Lasciandosi guidare dalla visione surreale che da sempre gli è congeniale, qui ben rimarcata dalla scenografia, curata da Lorenza Gioberti, e dalle immagini sullo schermo che rimandano all’Arte di Magritte, Elio riesce magicamente a creare un ritratto di artisti che nessuno ha mai potuto né mai potrà etichettare, educare, legare, relegare ad un ruolo prestabilito; del resto – e chi, come me, c’era può testimoniarlo -, Giorgio, Enzo, Cochi e Renato, come anche l’immenso Dario Fo da cui tutto è stato generato, erano soliti palesarsi esclusivamente quando avevano qualcosa di importante da dire, quando erano consci che le loro creature, musicali o teatrali, fossero pronte a diventare messaggi, moniti, sassi lanciati in mezzo all’acqua stagnante del nostro Paese, spesso utilizzando l’arma dell’ironia, nel tentativo di fare ancora più male e tentare di risvegliare coscienze a lungo sopite. Ebbene, Elio, che ha da sempre fatto dell’ironia la sua regola, si attesta come l’incontrastato principe ereditario di quella tradizione, il miglior rappresentante di un modo di intendere l’arte e la vita stessa di cui sentiamo sempre più il bisogno e che speriamo non vada mai persa.

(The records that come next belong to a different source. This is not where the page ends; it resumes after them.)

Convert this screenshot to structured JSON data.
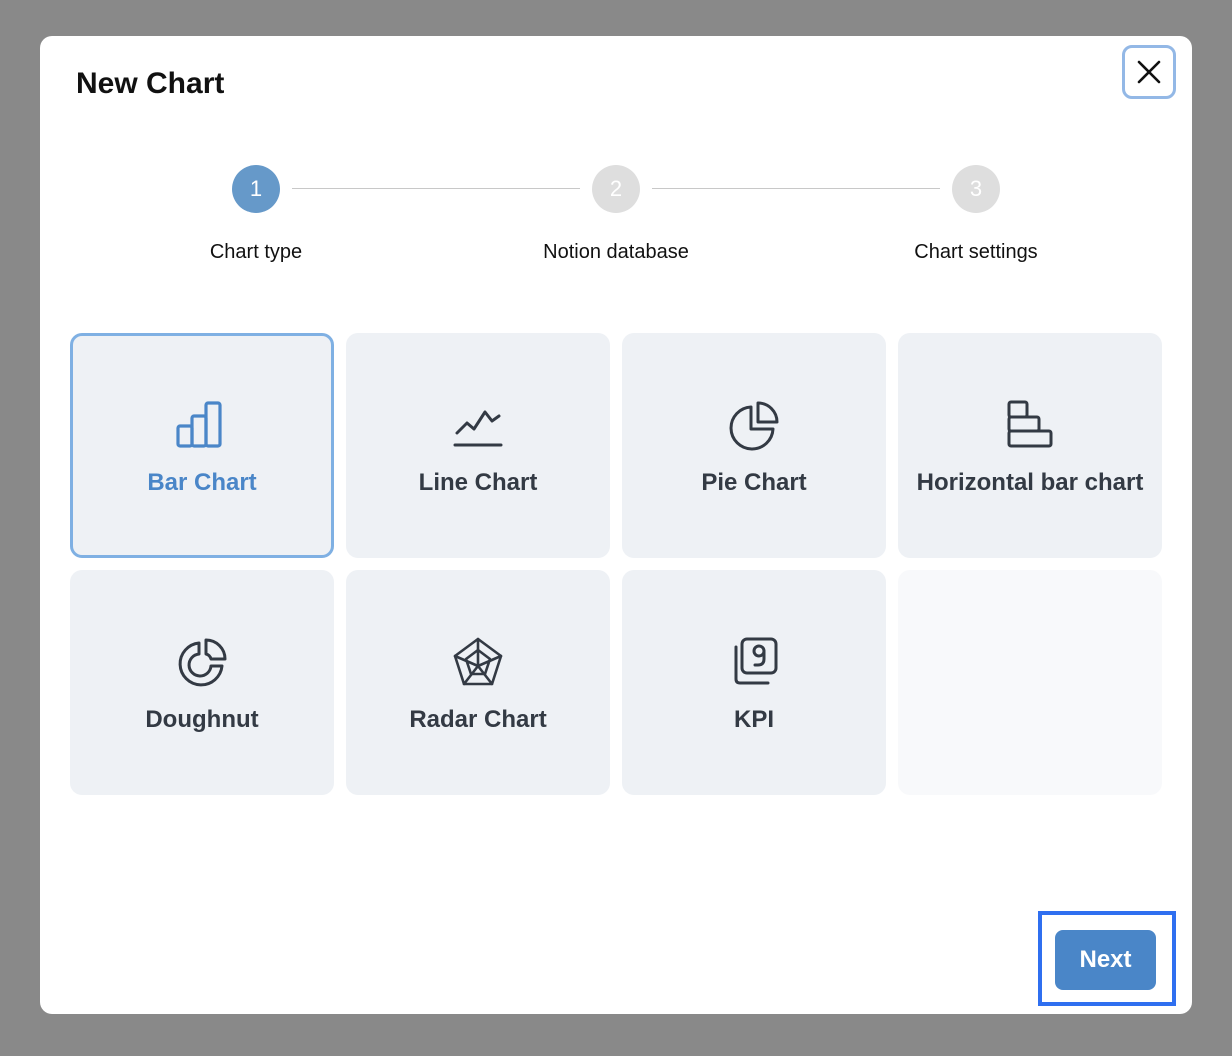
{
  "modal": {
    "title": "New Chart"
  },
  "stepper": {
    "steps": [
      {
        "number": "1",
        "label": "Chart type",
        "active": true
      },
      {
        "number": "2",
        "label": "Notion database",
        "active": false
      },
      {
        "number": "3",
        "label": "Chart settings",
        "active": false
      }
    ]
  },
  "chart_types": [
    {
      "label": "Bar Chart",
      "icon": "bar-chart-icon",
      "selected": true
    },
    {
      "label": "Line Chart",
      "icon": "line-chart-icon",
      "selected": false
    },
    {
      "label": "Pie Chart",
      "icon": "pie-chart-icon",
      "selected": false
    },
    {
      "label": "Horizontal bar chart",
      "icon": "horizontal-bar-chart-icon",
      "selected": false
    },
    {
      "label": "Doughnut",
      "icon": "doughnut-chart-icon",
      "selected": false
    },
    {
      "label": "Radar Chart",
      "icon": "radar-chart-icon",
      "selected": false
    },
    {
      "label": "KPI",
      "icon": "kpi-icon",
      "selected": false
    }
  ],
  "footer": {
    "next_label": "Next"
  },
  "colors": {
    "overlay": "#898989",
    "accent": "#4a86c8",
    "step_active": "#6699c9",
    "step_inactive": "#dedede",
    "card_bg": "#eef1f5",
    "highlight": "#2f6ff0"
  }
}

Dopo l’apertura con Quando un musicista ride, di Jannacci venivano menzionate La gallina, la splendida Giovanni telegrafista, Il primo furto non si scorda mai, Un foruncolo, Ho soffritto per te e Rido, mentre di Gaber trovavano posto l’iconica L’odore e Benzina e cerini; tra quelle portate al successo da Cochi e Renato non mancano Cos’è la vita, Finché c’è la salute e la mitica Canzone intelligente, proposta in chiusura di serata. Inattesi ma graditissimi risultavano gli inserimenti di Vorrei tanto (suicidarmi) dei mitici I gufi e di Baciami la vena varicosa / Oh mama, voglio l’uovo a la coque / Il deficiente, un medley targato anni ’60 tra boogie e rock’n’roll di Clem Sacco, trascurato padre putativo di quella musica demenziale italiana che avrebbe avuto i suoi maggiori rappresentanti negli Skiantos dell’indimenticato Freak Antoni. Nel mezzo, Elio recita da par suo perle letterarie come sgranasse un rosario di autori magnifici, in cui trovano posto il citato Fo ma anche Ennio Flaiano, Marcello Marchesi e lo stesso Belisari, di cui ho riconosciuto Il topo ambizioso, tratto dalle sue Fiabe centimetropolitane.

E durante la meritatissima acclamazione finale di un pubblico che si dimostrava attento e preparato, mi sembrava che, grazie ad Elio ed agli Artisti richiamati – o, meglio, ‘riconvocati’ su quel palco –, si potesse finalmente realizzare il dogma di Arthur Schopenhauer, il quale affermava che “ogni genio è un gran fanciullo, già per il suo guardare al mondo come a un che di estraneo. Chi nella vita non resta per qualche verso un fanciullo e diventa invece un uomo serio, sobrio, posato e ragionevole, sarà certo un bravo e utile cittadino di questo mondo, ma un genio non sarà mai”: ebbene, non vi è dubbio alcuno che, nella serata della Camerata, noi si sia avuto a che fare con dei Geni. Assoluti.